Under California law a governing body has no inherent right to hear an appeal it has initiated and the court concluded that the actions of this council deprived plaintiff to its due process right to a fair procedure, rejecting the City’s distinction that it was the Council, rather than Councilor Henn, that caused the appeal hearing, pointing out that, notwithstanding the city attorney’s advice to the contrary, there was no appeal procedure that provided for that appeal and taking the unusual step of appending the appeal sections to its decision to demonstrate the point.  Those code sections require a statement of facts and the basis for the appeal, on forms provided for by the city clerk, and accompanied by the appeal fee.  Moreover, such an appeal must be taken by an “interested party,” which was at variance with the role of a disinterested city councilor.  The fact that the city had used an informal appeals process in the past does not negate the necessity of compliance with the city code.  Finally the court noted that the code requires compliance with its appeals process and prohibits a challenge to a city decision unless there is compliance with the city code.

The court concluded its decision with an elementary due process maxim that one may not be a judge in one’s own cause, a principle of “natural justice” that ran as far back as the 17th century writings of Lord Coke.  The ipse dixit nature of the city’s order reversing the planning commission approval overcomes neither the code requirements nor the proverbial “smell test” of allowing the council a pass in violating those requirements on its own.  The court did allow that, if the code had allowed the council to take such appeals, that might have changed the analysis, but refused to speculate on that counterfactual.

Because the appeal itself was unauthorized, the court determined that the action of the council on that appeal was a nullity.  Moreover the preliminary injunction was, under the circumstances, improvidently granted.  The court thus revived the planning commission decision to grant the application.

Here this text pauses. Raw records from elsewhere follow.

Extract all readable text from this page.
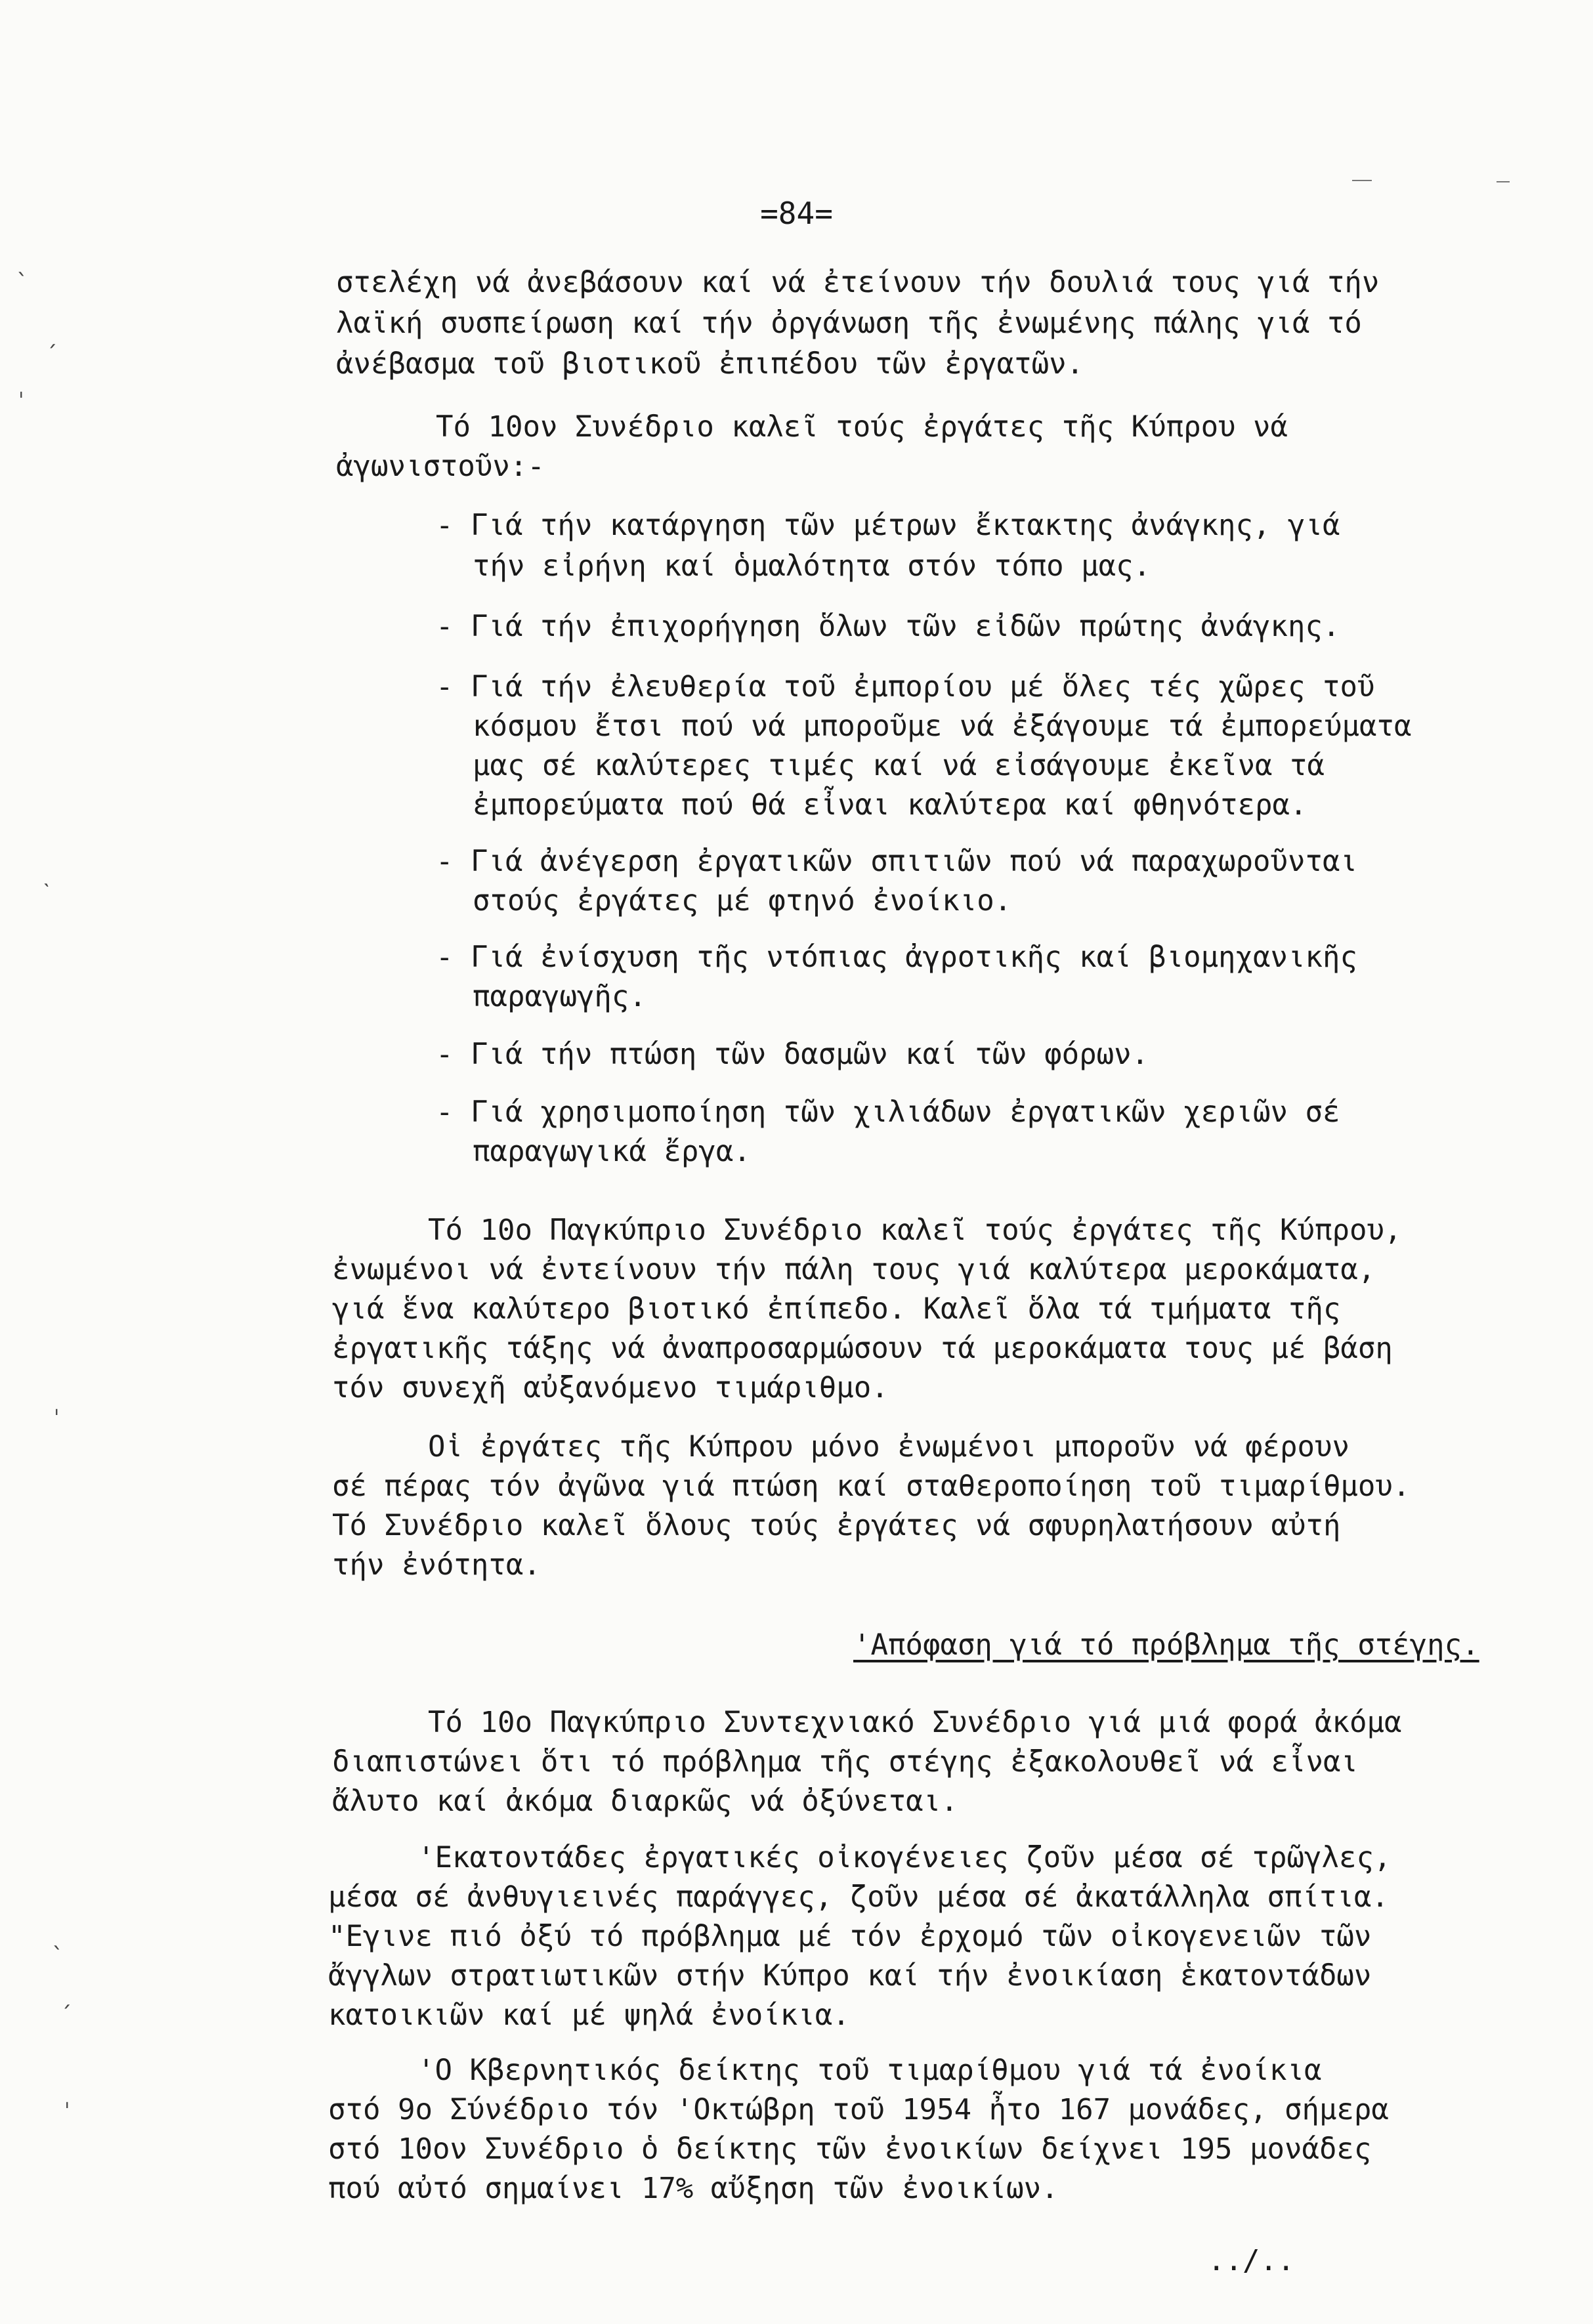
=84=
στελέχη νά ἀνεβάσουν καί νά ἐτείνουν τήν δουλιά τους γιά τήν
λαϊκή συσπείρωση καί τήν ὀργάνωση τῆς ἐνωμένης πάλης γιά τό
ἀνέβασμα τοῦ βιοτικοῦ ἐπιπέδου τῶν ἐργατῶν.
Τό 10ον Συνέδριο καλεῖ τούς ἐργάτες τῆς Κύπρου νά
ἀγωνιστοῦν:-
- Γιά τήν κατάργηση τῶν μέτρων ἔκτακτης ἀνάγκης, γιά
τήν εἰρήνη καί ὁμαλότητα στόν τόπο μας.
- Γιά τήν ἐπιχορήγηση ὅλων τῶν εἰδῶν πρώτης ἀνάγκης.
- Γιά τήν ἐλευθερία τοῦ ἐμπορίου μέ ὅλες τές χῶρες τοῦ
κόσμου ἔτσι πού νά μποροῦμε νά ἐξάγουμε τά ἐμπορεύματα
μας σέ καλύτερες τιμές καί νά εἰσάγουμε ἐκεῖνα τά
ἐμπορεύματα πού θά εἶναι καλύτερα καί φθηνότερα.
- Γιά ἀνέγερση ἐργατικῶν σπιτιῶν πού νά παραχωροῦνται
στούς ἐργάτες μέ φτηνό ἐνοίκιο.
- Γιά ἐνίσχυση τῆς ντόπιας ἀγροτικῆς καί βιομηχανικῆς
παραγωγῆς.
- Γιά τήν πτώση τῶν δασμῶν καί τῶν φόρων.
- Γιά χρησιμοποίηση τῶν χιλιάδων ἐργατικῶν χεριῶν σέ
παραγωγικά ἔργα.
Τό 10ο Παγκύπριο Συνέδριο καλεῖ τούς ἐργάτες τῆς Κύπρου,
ἐνωμένοι νά ἐντείνουν τήν πάλη τους γιά καλύτερα μεροκάματα,
γιά ἕνα καλύτερο βιοτικό ἐπίπεδο. Καλεῖ ὅλα τά τμήματα τῆς
ἐργατικῆς τάξης νά ἀναπροσαρμώσουν τά μεροκάματα τους μέ βάση
τόν συνεχῆ αὐξανόμενο τιμάριθμο.
Οἱ ἐργάτες τῆς Κύπρου μόνο ἐνωμένοι μποροῦν νά φέρουν
σέ πέρας τόν ἀγῶνα γιά πτώση καί σταθεροποίηση τοῦ τιμαρίθμου.
Τό Συνέδριο καλεῖ ὅλους τούς ἐργάτες νά σφυρηλατήσουν αὐτή
τήν ἐνότητα.
'Απόφαση γιά τό πρόβλημα τῆς στέγης.
Τό 10ο Παγκύπριο Συντεχνιακό Συνέδριο γιά μιά φορά ἀκόμα
διαπιστώνει ὅτι τό πρόβλημα τῆς στέγης ἐξακολουθεῖ νά εἶναι
ἄλυτο καί ἀκόμα διαρκῶς νά ὀξύνεται.
'Εκατοντάδες ἐργατικές οἰκογένειες ζοῦν μέσα σέ τρῶγλες,
μέσα σέ ἀνθυγιεινές παράγγες, ζοῦν μέσα σέ ἀκατάλληλα σπίτια.
"Εγινε πιό ὀξύ τό πρόβλημα μέ τόν ἐρχομό τῶν οἰκογενειῶν τῶν
ἄγγλων στρατιωτικῶν στήν Κύπρο καί τήν ἐνοικίαση ἑκατοντάδων
κατοικιῶν καί μέ ψηλά ἐνοίκια.
'Ο Κ̄βερνητικός δείκτης τοῦ τιμαρίθμου γιά τά ἐνοίκια
στό 9ο Σύνέδριο τόν 'Οκτώβρη τοῦ 1954 ἦτο 167 μονάδες, σήμερα
στό 10ον Συνέδριο ὁ δείκτης τῶν ἐνοικίων δείχνει 195 μονάδες
πού αὐτό σημαίνει 17% αὔξηση τῶν ἐνοικίων.
../..
ˎ
ˏ
ˌ
ˋ
ˌ
ˎ
ˏ
ˌ
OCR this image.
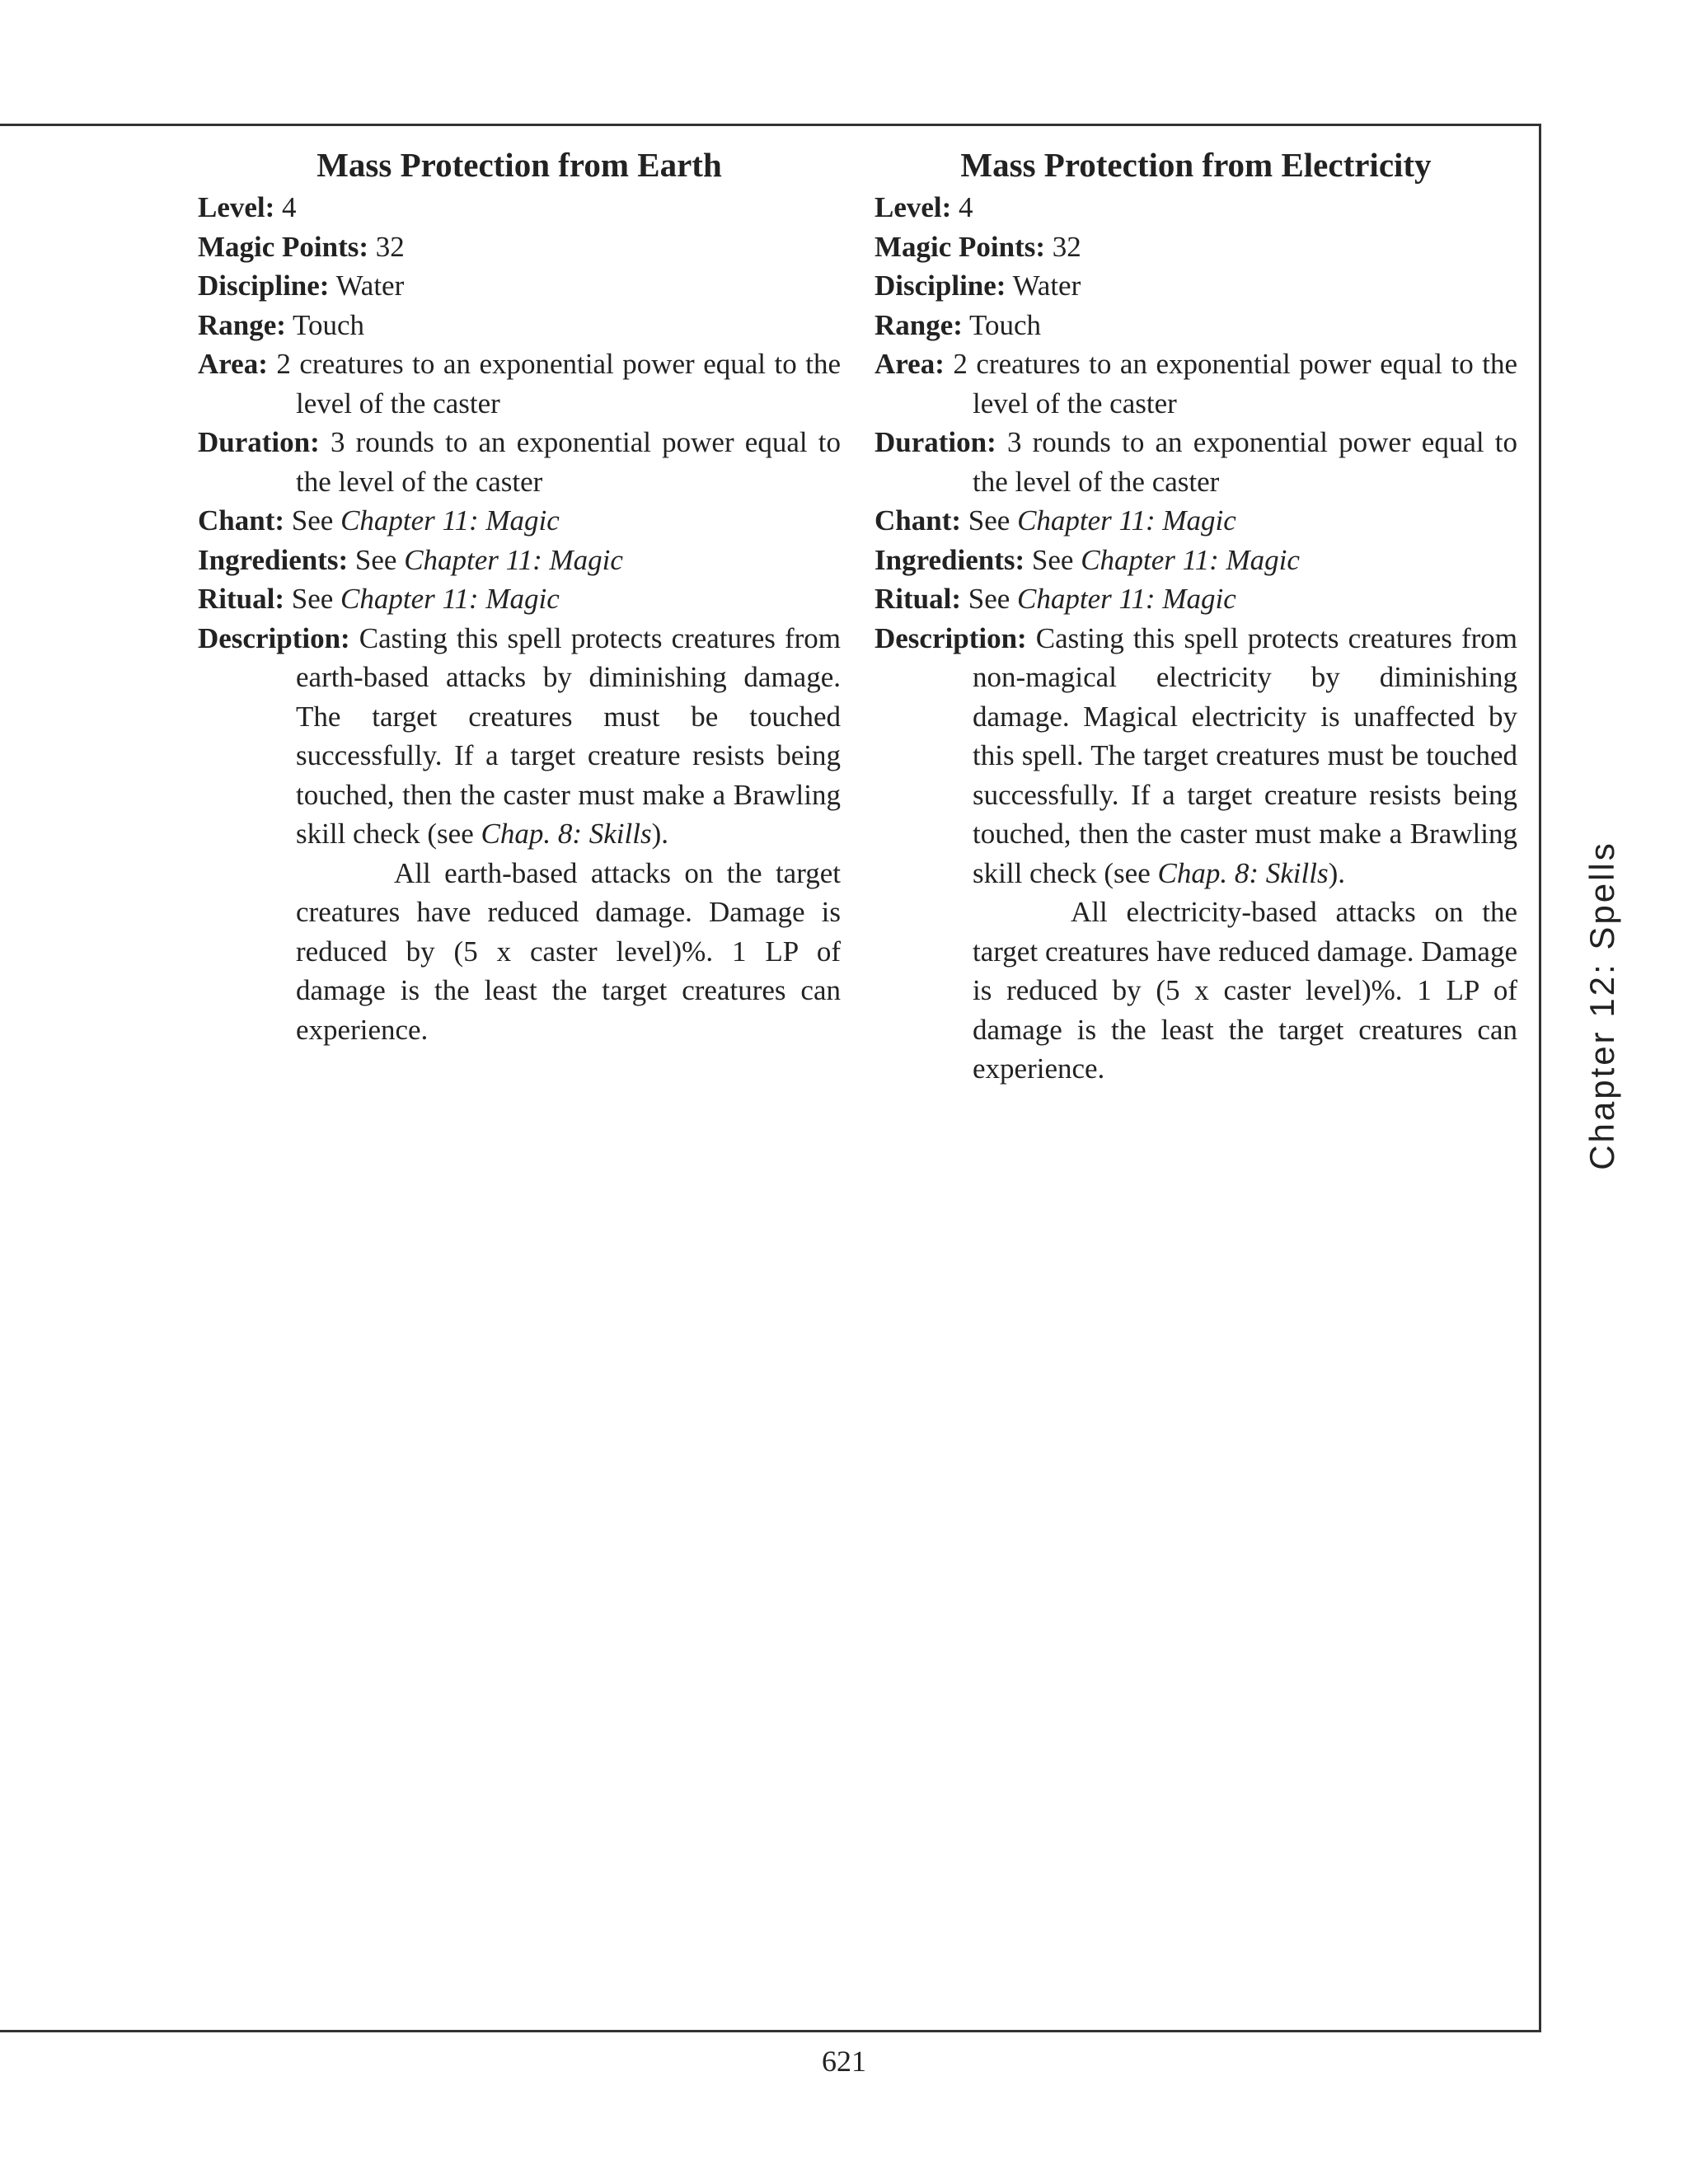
Mass Protection from Earth
Level: 4
Magic Points: 32
Discipline: Water
Range: Touch
Area: 2 creatures to an exponential power equal to the level of the caster
Duration: 3 rounds to an exponential power equal to the level of the caster
Chant: See Chapter 11: Magic
Ingredients: See Chapter 11: Magic
Ritual: See Chapter 11: Magic
Description: Casting this spell protects creatures from earth-based attacks by diminishing damage. The target creatures must be touched successfully. If a target creature resists being touched, then the caster must make a Brawling skill check (see Chap. 8: Skills).
All earth-based attacks on the target creatures have reduced damage. Damage is reduced by (5 x caster level)%. 1 LP of damage is the least the target creatures can experience.
Mass Protection from Electricity
Level: 4
Magic Points: 32
Discipline: Water
Range: Touch
Area: 2 creatures to an exponential power equal to the level of the caster
Duration: 3 rounds to an exponential power equal to the level of the caster
Chant: See Chapter 11: Magic
Ingredients: See Chapter 11: Magic
Ritual: See Chapter 11: Magic
Description: Casting this spell protects creatures from non-magical electricity by diminishing damage. Magical electricity is unaffected by this spell. The target creatures must be touched successfully. If a target creature resists being touched, then the caster must make a Brawling skill check (see Chap. 8: Skills).
All electricity-based attacks on the target creatures have reduced damage. Damage is reduced by (5 x caster level)%. 1 LP of damage is the least the target creatures can experience.	Chapter 12: Spells
621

This case provides a mixture of common and statutory law and demands strict compliance with the local appeals process.  Oregon law allows city and county appellate bodies to review the action of an inferior officer or body on its own motion under ORS 215.422(1)(a) and 227.180(1)(a), and has a less exacting view of bias than the California courts.  Columbia Riverkeeper v. Clatsop County, 267 Or. App. 578 (2014).  Nevertheless, this decision presents a thoughtful consideration of the intersection of planning policies and fair procedures.

Woody’s Group, Inc. v. City of Newport Beach, 2015 WL 367448 (Cal. App.)